PHAC has also provided an estimate of the proportion of deaths in HC unattended overdoses, \(p\), to be between 5-10%. For now, we use \(p \sim Beta(3,30)\) to incorporate this (there is likely a much better way, but this puts nearly all the mass below 20%). For the estimate of \(q\), we are restricted to estimates derived from the opioid data itself.
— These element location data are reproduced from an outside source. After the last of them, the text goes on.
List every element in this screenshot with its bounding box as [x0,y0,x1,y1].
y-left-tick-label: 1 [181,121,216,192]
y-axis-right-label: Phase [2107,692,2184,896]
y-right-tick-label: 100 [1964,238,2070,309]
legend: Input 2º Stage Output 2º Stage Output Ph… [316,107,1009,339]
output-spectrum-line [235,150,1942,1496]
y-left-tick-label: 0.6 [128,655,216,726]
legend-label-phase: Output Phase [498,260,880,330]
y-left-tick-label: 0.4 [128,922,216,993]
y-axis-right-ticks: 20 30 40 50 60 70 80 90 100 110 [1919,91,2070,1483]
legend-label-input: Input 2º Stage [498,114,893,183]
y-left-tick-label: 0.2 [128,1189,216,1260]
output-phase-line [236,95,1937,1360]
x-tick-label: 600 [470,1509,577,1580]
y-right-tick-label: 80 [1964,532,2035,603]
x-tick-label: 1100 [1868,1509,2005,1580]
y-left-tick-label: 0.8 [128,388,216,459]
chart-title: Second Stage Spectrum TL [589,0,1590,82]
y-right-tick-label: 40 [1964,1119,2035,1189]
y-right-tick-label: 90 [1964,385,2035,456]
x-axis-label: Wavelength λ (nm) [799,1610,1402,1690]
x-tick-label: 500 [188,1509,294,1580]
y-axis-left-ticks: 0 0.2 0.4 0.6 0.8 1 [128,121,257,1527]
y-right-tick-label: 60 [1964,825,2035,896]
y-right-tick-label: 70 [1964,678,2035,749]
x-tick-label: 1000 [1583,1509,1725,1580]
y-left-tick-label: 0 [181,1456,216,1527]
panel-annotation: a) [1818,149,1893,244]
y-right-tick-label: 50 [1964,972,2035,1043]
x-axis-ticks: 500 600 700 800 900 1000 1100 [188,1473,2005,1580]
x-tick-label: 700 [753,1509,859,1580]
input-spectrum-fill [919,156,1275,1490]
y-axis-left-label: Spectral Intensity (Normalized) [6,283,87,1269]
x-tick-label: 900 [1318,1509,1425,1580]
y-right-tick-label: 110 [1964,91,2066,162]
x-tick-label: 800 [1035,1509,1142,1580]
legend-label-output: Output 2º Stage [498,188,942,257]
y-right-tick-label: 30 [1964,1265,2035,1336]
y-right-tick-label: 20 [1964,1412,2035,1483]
Further guidance from PHAC is needed here, but we use a \(q \sim Beta(50,1)\) distribution to reflect the fact that nearly all opioid overdoses were assumed to have been included in BC Coroners data before the discrepancy was highlighted by the cohort data.

WMM estimate

We update the WMM estimate using the above distribution of \(p,q\):

# change data to match opioid data
opioiddata <- treedata
opioiddata$Est4 <- c(2, 29, 49, 0)
opioiddata$Total4 <- c(31, 31, 49, 49)
opioiddata$Estimate <- opioiddata$Est4
opioiddata$Total <- opioiddata$Total4
opioiddata$Population <- opioiddata$Pop4

# create tree with uniform data
tree <- FromDataFrameNetwork(opioiddata)

# calculate estimates from A,B using 5000 simulated p,q values
weightedPopTree(tree,sample_length=5000,method='weightedEstimate')
## [1] "using weighted mean estimates"
tree$Do(function(node) {
  if(node$isRoot){
    node$uncertainty <-pop.conf.int(tree)
    }
  else{
    node$uncertainty <- prettyConfidenceIntervals(node$overdose_samples)
    }}
  )

# create dataframe of N estimates from each leaf
x <- tree$Get('overdose_samples', filterFun = isLeaf, traversal = 'post-order')
# Ignore NAs and then also choose leaves with population=TRUE values only (these are the data)
if(is.list(x)){    
  mat.x <- NULL
  for (i in 1:length(x)) {
    if (length(x[[i]] > 0)) {
      mat.x <- cbind(mat.x, x[[i]])
      colnames(mat.x)[dim(mat.x)[2]] <- rownames(x)[[i]]
    }
    }
  x <- mat.x
  }
x <- as.data.frame(x)
  
# rename column to be of the correct leaves (with population=TRUE values)
g <- which(tree$Get('Population', filterFun = isLeaf, traversal = 'post-order'))
pop.x <- x %>% 
  select(g)

pop.x <- log(pop.x)     #take log of esimates to use in weighted mean
opioid.pop.x <- exp(pop.x)

# generate values \hat{N} to plot
weights <- as.matrix(pop.ko.weights(tree)) #weights are internally calculated with log(data)
opioidweights <- weights
opioidNs <- as.data.frame(as.matrix(pop.x) %*% t(weights))
opioidNs <- round(exp(opioidNs)) # transform to population values using exp
opioidNs.restrict <- opioidNs[opioidNs$V1>=0 & opioidNs$V1<=60000, , drop = FALSE]
p <- ggplot(opioidNs.restrict, aes(x = V1)) + geom_density(alpha=.2, fill="#FF6666") + 
   ggtitle("log WMM estimates for opioid data", subtitle = "One MM pass and set of weights, 5000 p,q estimates")
p

summary(opioidNs)
##        V1        
##  Min.   :  7413  
##  1st Qu.: 19671  
##  Median : 28232  
##  Mean   : 37452  
##  3rd Qu.: 43271  
##  Max.   :504018

In this case, we see a higher mode near \(N=20000\), with a mean of 28478 and a median of 37098.

Bayes model

We update the Bayesian model posterior using the above priors: Opioid data, PHAC estimates There is not a clearly defined mode in this posterior, though the weight is more heavily skewed towards the upper range. The high-density interval was \((14081, 22741)\), the median 18686, and the mean 18350, with a standard deviation of 2873.